Reservoir Dogs: At this point in the essay, I think the fast tempo of the piece helps it glide over some significant complications in both the argument and the sequence from Tarantino’s film used to illustrate it. The idea here is that the effect of the music (‘Stuck in the Middle with You’) is so potent that it compels us to adopt the sadist’s viewpoint, and that there is ‘no sonic support to back up how we expect we should be feeling’ (that is, for the victim). But that’s just wrong. Throughout the scene we hear the muffled but terrified cries of the victim, and these are amplified by close-ups of him (e.g., at 4.33), underlining the context of which we are already fully aware, i.e., that the hapless policeman is in the hands of a psychopathic and sadistic criminal. If the music did draw us in so completely, the sequence could not work as an instance of sound counterpoint; for counterpoint to work, the visual and sonic elements must be able to set up their expressive effects ‘autonomously’ such that they can then clash. Nor is the end of the extract, when the cop is obscured by the psychopathic Mr. Blonde leaning over him, the camera craning up to and lingering on the grimly ironic ‘watch your head’ graffiti, really an example of an ‘uncertain sign’ in Barthes’ sense. We have a very good idea of what’s going on off-screen. Rather, the camera movement here further elaborates the structure of counterpoint, so that now we see an ‘empty’ section of the dramatic space while we hear the sounds of torture off-screen along with the incongruously upbeat pop song: at least three ‘voices’ working contrapuntally.

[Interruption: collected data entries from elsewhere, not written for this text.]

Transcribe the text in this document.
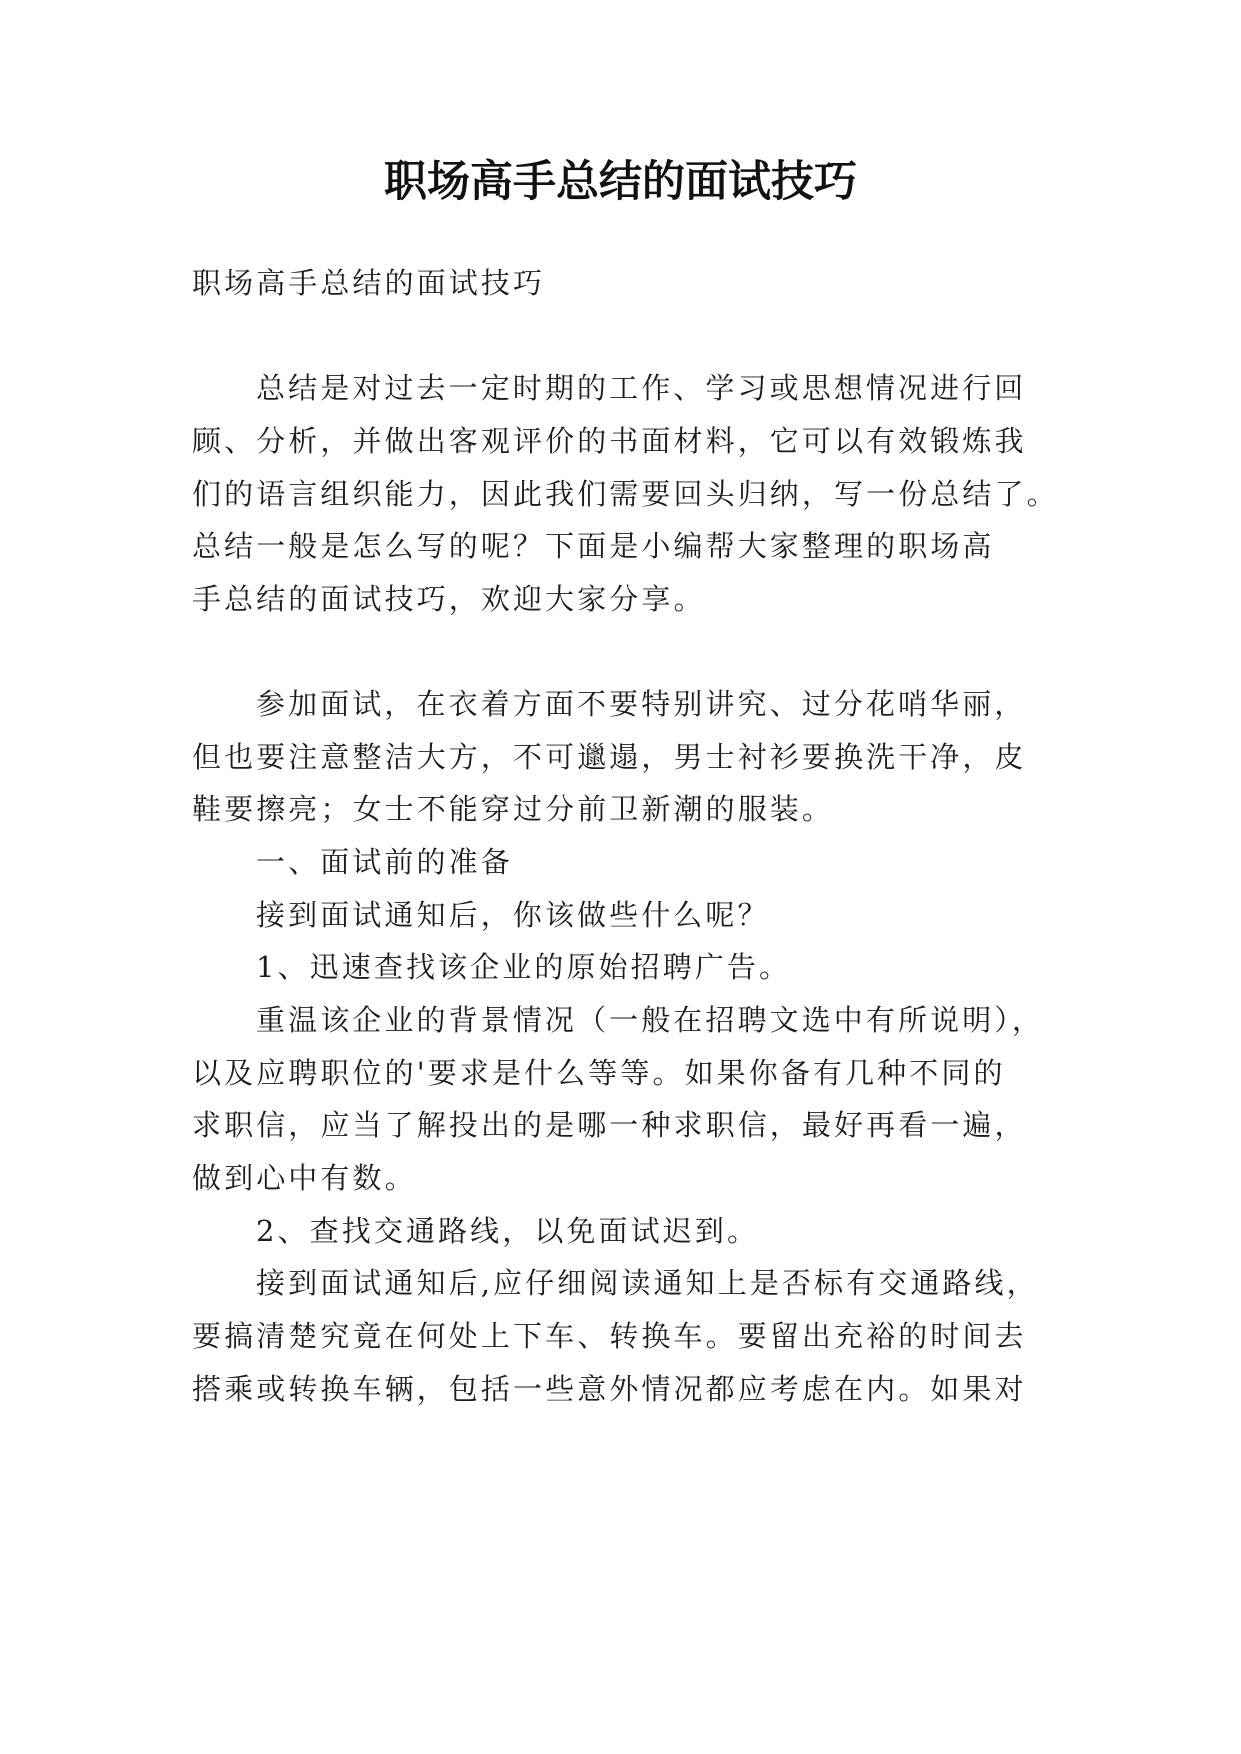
职场高手总结的面试技巧
职场高手总结的面试技巧
总结是对过去一定时期的工作、学习或思想情况进行回
顾、分析，并做出客观评价的书面材料，它可以有效锻炼我
们的语言组织能力，因此我们需要回头归纳，写一份总结了。
总结一般是怎么写的呢？下面是小编帮大家整理的职场高
手总结的面试技巧，欢迎大家分享。
参加面试，在衣着方面不要特别讲究、过分花哨华丽，
但也要注意整洁大方，不可邋遢，男士衬衫要换洗干净，皮
鞋要擦亮；女士不能穿过分前卫新潮的服装。
一、面试前的准备
接到面试通知后，你该做些什么呢？
1、迅速查找该企业的原始招聘广告。
重温该企业的背景情况（一般在招聘文选中有所说明），
以及应聘职位的'要求是什么等等。如果你备有几种不同的
求职信，应当了解投出的是哪一种求职信，最好再看一遍，
做到心中有数。
2、查找交通路线，以免面试迟到。
接到面试通知后,应仔细阅读通知上是否标有交通路线，
要搞清楚究竟在何处上下车、转换车。要留出充裕的时间去
搭乘或转换车辆，包括一些意外情况都应考虑在内。如果对
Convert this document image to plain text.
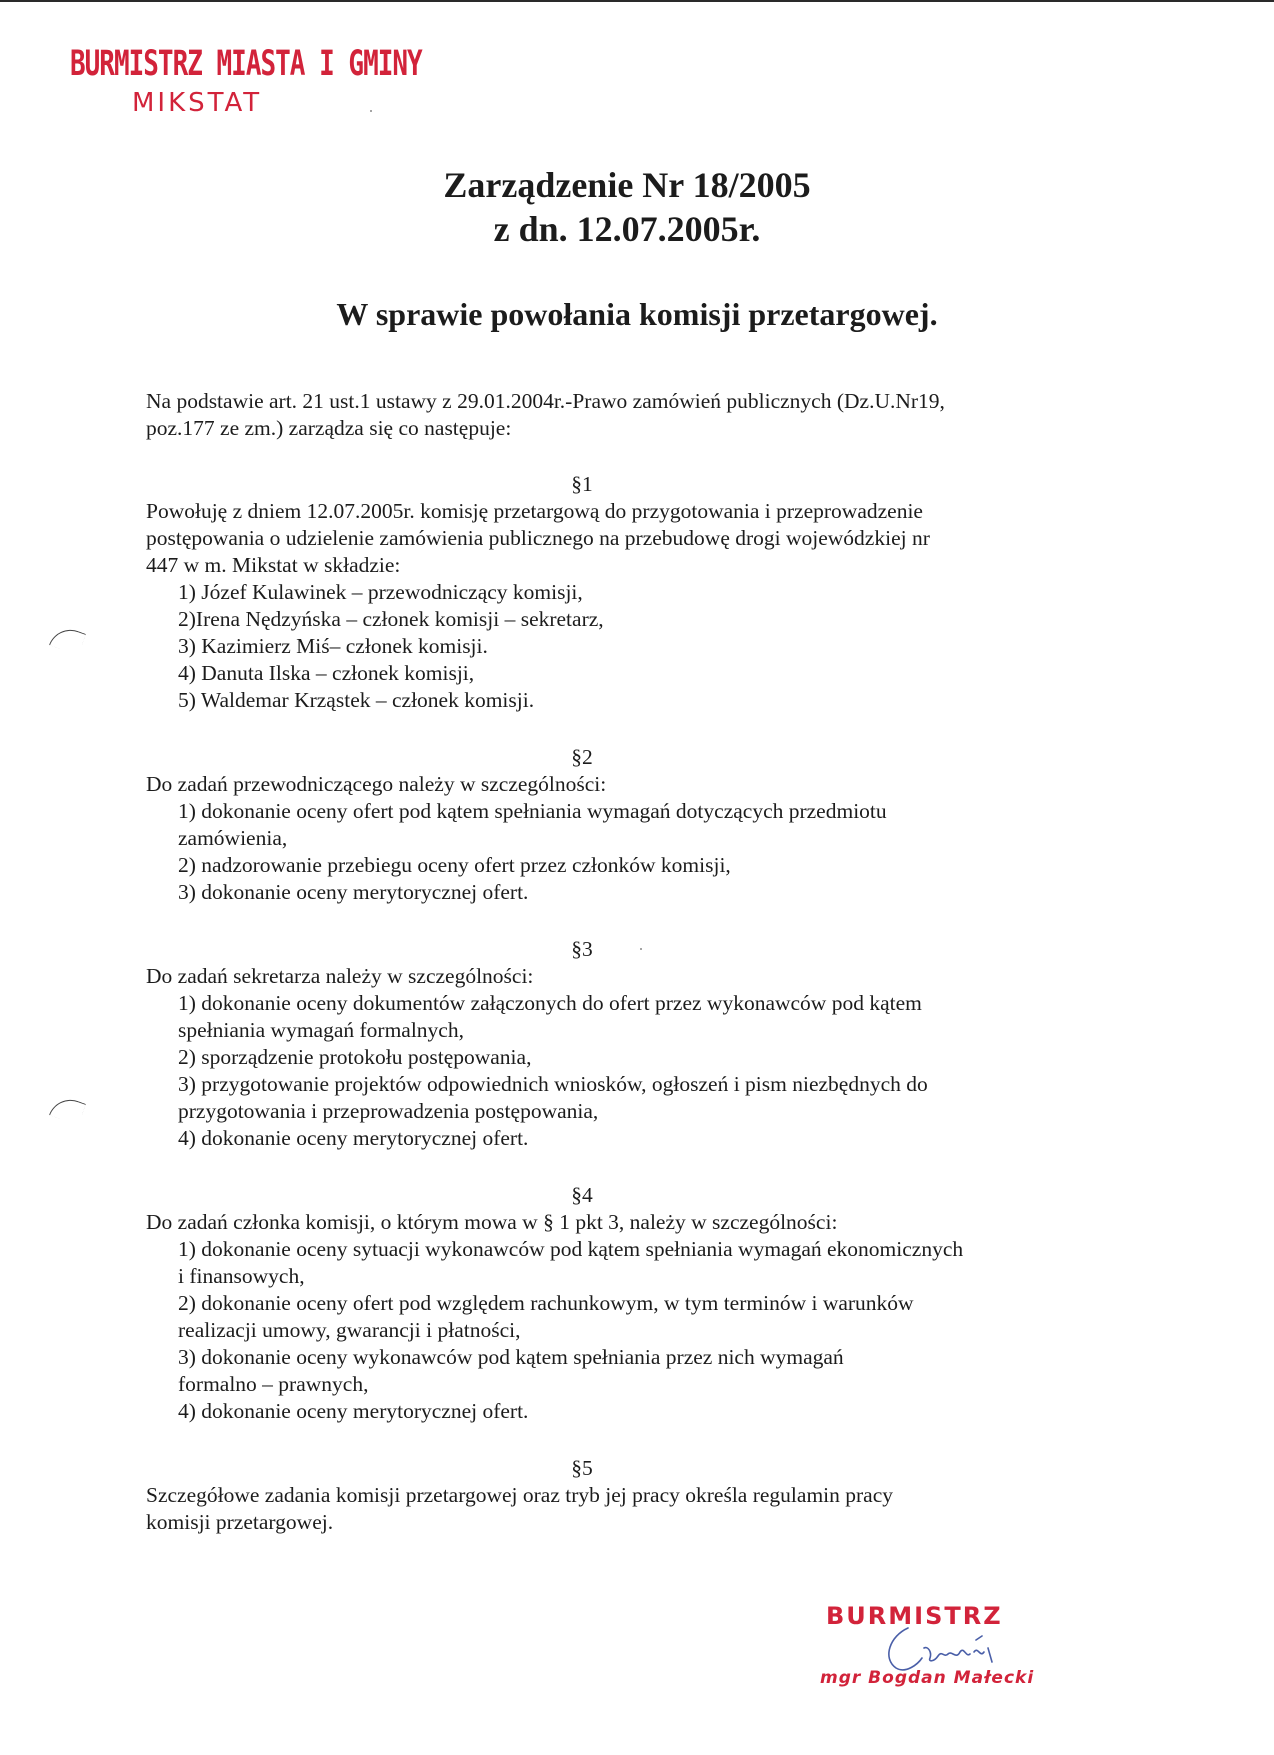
BURMISTRZ MIASTA I GMINY
MIKSTAT
Zarządzenie Nr 18/2005
z dn. 12.07.2005r.
W sprawie powołania komisji przetargowej.

Na podstawie art. 21 ust.1 ustawy z 29.01.2004r.-Prawo zamówień publicznych (Dz.U.Nr19,

poz.177 ze zm.) zarządza się co następuje:

§1

Powołuję z dniem 12.07.2005r. komisję przetargową do przygotowania i przeprowadzenie

postępowania o udzielenie zamówienia publicznego na przebudowę drogi wojewódzkiej nr

447 w m. Mikstat w składzie:

1) Józef Kulawinek – przewodniczący komisji,

2)Irena Nędzyńska – członek komisji – sekretarz,

3) Kazimierz Miś– członek komisji.

4) Danuta Ilska – członek komisji,

5) Waldemar Krząstek – członek komisji.

§2

Do zadań przewodniczącego należy w szczególności:

1) dokonanie oceny ofert pod kątem spełniania wymagań dotyczących przedmiotu

zamówienia,

2) nadzorowanie przebiegu oceny ofert przez członków komisji,

3) dokonanie oceny merytorycznej ofert.

§3

Do zadań sekretarza należy w szczególności:

1) dokonanie oceny dokumentów załączonych do ofert przez wykonawców pod kątem

spełniania wymagań formalnych,

2) sporządzenie protokołu postępowania,

3) przygotowanie projektów odpowiednich wniosków, ogłoszeń i pism niezbędnych do

przygotowania i przeprowadzenia postępowania,

4) dokonanie oceny merytorycznej ofert.

§4

Do zadań członka komisji, o którym mowa w § 1 pkt 3, należy w szczególności:

1) dokonanie oceny sytuacji wykonawców pod kątem spełniania wymagań ekonomicznych

i finansowych,

2) dokonanie oceny ofert pod względem rachunkowym, w tym terminów i warunków

realizacji umowy, gwarancji i płatności,

3) dokonanie oceny wykonawców pod kątem spełniania przez nich wymagań

formalno – prawnych,

4) dokonanie oceny merytorycznej ofert.

§5

Szczegółowe zadania komisji przetargowej oraz tryb jej pracy określa regulamin pracy

komisji przetargowej.

BURMISTRZ
mgr Bogdan Małecki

Mike’s foot shuffle: In the second part of the essay (at 12.15), Verhagen notes that in the ‘sound off’ condition, viewer’s attention was drawn to Mike’s shuffling feet – while in the ‘sound on’ condition, viewer attention is typically directed at Mike’s face. Verhagen argues that ‘this movement, far from being [narratively] important, is simply an animation device to confer a sense of authenticity on the character, in the way that eye blinks, facial expressions, and fur weft, do.’ I think Verhagen is right about this detail in this example, but it would be a mistake to generalize from this example to the conclusion that behavioural details such as blinks, expressions, and micro-movements can do nothing more than establish perceptual realism (or, in Verhagen’s terms, ‘authenticate’ the film). In his ‘Who Blinked First?’ essay, David Bordwell has shown how something as narrowly physiological (in the real world) as an eye blink can become narratively charged (in a film), suggesting much about the psychology of a character and patterns of dominance and submission between characters.

The rapidly-scrolling bibliography – set to the theme music from the Benny Hill show – is a nice comic touch appropriately playing up once again the emotional power of music. But of course you can’t read bibliographic references zipping by at this speed! So perhaps the bibliography should be added in a conventional fashion to the written contextualizing statement.